Part I · General Rules
Rule 90. Conduct of the Hearings
(a) Powers of Arbitrators The arbitrators shall have the power to administer oaths and affirmations to witnesses, to determine the admissibility of evidence and to decide the law and the facts of the case. Rulings on objections to evidence or on other issues which arise during the hearing shall be made by the chairperson of the panel.
(b) Established Rules of Evidence Apply Except as prescribed by this rule, the established rules of evidence shall be followed in all hearings before arbitrators.

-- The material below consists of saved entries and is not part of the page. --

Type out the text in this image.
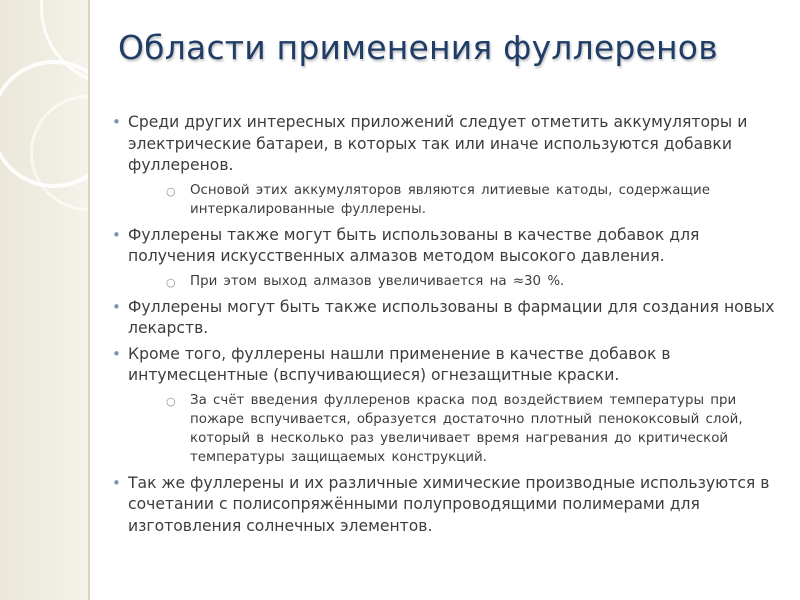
Области применения фуллеренов
• Среди других интересных приложений следует отметить аккумуляторы и электрические батареи, в которых так или иначе используются добавки фуллеренов.
○ Основой этих аккумуляторов являются литиевые катоды, содержащие интеркалированные фуллерены.
• Фуллерены также могут быть использованы в качестве добавок для получения искусственных алмазов методом высокого давления.
○ При этом выход алмазов увеличивается на ≈30 %.
• Фуллерены могут быть также использованы в фармации для создания новых лекарств.
• Кроме того, фуллерены нашли применение в качестве добавок в интумесцентные (вспучивающиеся) огнезащитные краски.
○ За счёт введения фуллеренов краска под воздействием температуры при пожаре вспучивается, образуется достаточно плотный пенококсовый слой, который в несколько раз увеличивает время нагревания до критической температуры защищаемых конструкций.
• Так же фуллерены и их различные химические производные используются в сочетании с полисопряжёнными полупроводящими полимерами для изготовления солнечных элементов.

(c) Documents Presumptively Admissible All documents referred to under this provision shall be accompanied by a summary cover sheet listing each item that is included detailing the money damages incurred by the categories as set forth in this rule and specifying whether each bill is paid or unpaid. If at least 30 days' written notice of the intention to offer the following documents in evidence is given to every other party, accompanied by a copy of the document, a party may offer in evidence, without foundation or other proof:
(1) bills (specified as paid or unpaid), records and reports of hospitals, doctors, dentists, registered nurses, licensed practical nurses and physical therapists, or other health-care providers;
(2) bills for drugs, medical appliances and prostheses (specified as paid or unpaid);
(3) property repair bills or estimates, when identified and itemized setting forth the charges for labor and material used or proposed for use in the repair of the property;
(4) a report of the rate of earnings and time lost from work or lost compensation prepared by an employer;
(5) the written statement of any expert witness, the deposition of a witness, the statement of a witness which the witness would be allowed to express if testifying in person or remotely, including by telephone or video conference, if the statement is made by affidavit or by certification as provided in section 1-109 of the Code of Civil Procedure;
(6) any other document not specifically covered by any of the foregoing provisions, and which is otherwise admissible under the rules of evidence. The pages of any Rule 90(c) package submitted to the arbitrators should be numbered consecutively from the first page to the last page of the package in addition to any separate numbering of the pages of individual documents comprising such package. A template Notice of Intent Pursuant to Supreme Court Rule 90(c) is provided in the Article I Forms Appendix.
(d) Opinions of Expert Witnesses A party who proposes to use a written opinion of any expert witness or the testimony of any expert witness at the hearing may do so provided a written notice of such intention is given to every other party not less than 30 days prior to the date of hearing, accompanied by a statement containing the identity of the expert witness, the expert's qualifications, the subject matter, the basis of the expert's conclusions, and the expert's opinion as well as any other information required by Rule 222(d)(6).
(e) Right to Subpoena Maker of the Document Any other party may subpoena the author or maker of a document admissible under this rule, at that party's expense, and examine the author or maker as if under cross-examination. The provisions of the Code of Civil Procedure relative to subpoenas, section 2-1101, shall be applicable to arbitration hearings and it shall be the duty of a party requesting the subpoena to modify the form to show that the appearance is set before an arbitration panel and to give the time and place set for the hearing.
(f) Adverse Examination of Parties or Agents The provisions of the Code of Civil Procedure relative to the adverse examination of parties or agents, section 2-1102, shall be applicable to arbitration hearings as upon the trial of a case.
(g) Compelling Appearance of Witness at Hearing The provisions of Rule 237, herein, shall be equally applicable to arbitration hearings as they are to trials. The presence of a party may be waived by stipulation or excused by court order for good cause shown not less than seven days prior to the hearing. Remedies upon a party's failure to comply with notice pursuant to Rule 237(b) may include an order debarring that party from rejecting the award.
(h) Prohibited Communication Until the arbitration award is issued and has become final by either acceptance or rejection, an arbitrator may not be contacted ex parte, nor may an arbitrator publicly comment or respond to questions regarding a particular arbitration case heard by that arbitrator. Discussions between an arbitrator and judge regarding an infraction or impropriety during the arbitration process are not prohibited by this rule. Nothing in this rule shall be construed to limit or expand judicial review of an arbitration award or limit or expand the testimony of an arbitrator at judicial hearing to clarify a mistake or error appearing on the face of an award.
(i) Remote Appearances The provisions of Rules 45 and 241 herein shall be equally applicable to arbitration hearings. A party or witness may be allowed to participate remotely, including by telephone or video conference.
Committee Notes
(January 1, 2006) Paragraph (h) is directed toward eliminating the problem of party or attorney use of information/feedback obtained during posthearing ex parte communication. Such communication could hinder the program goal of parties participating in good faith and could possibly influence the decision of the parties to accept or reject an award. This rule is not intended to restrict the ability of a party to communicate ex parte with a nonneutral party-arbitrator when used outside of court-annexed mandatory arbitration.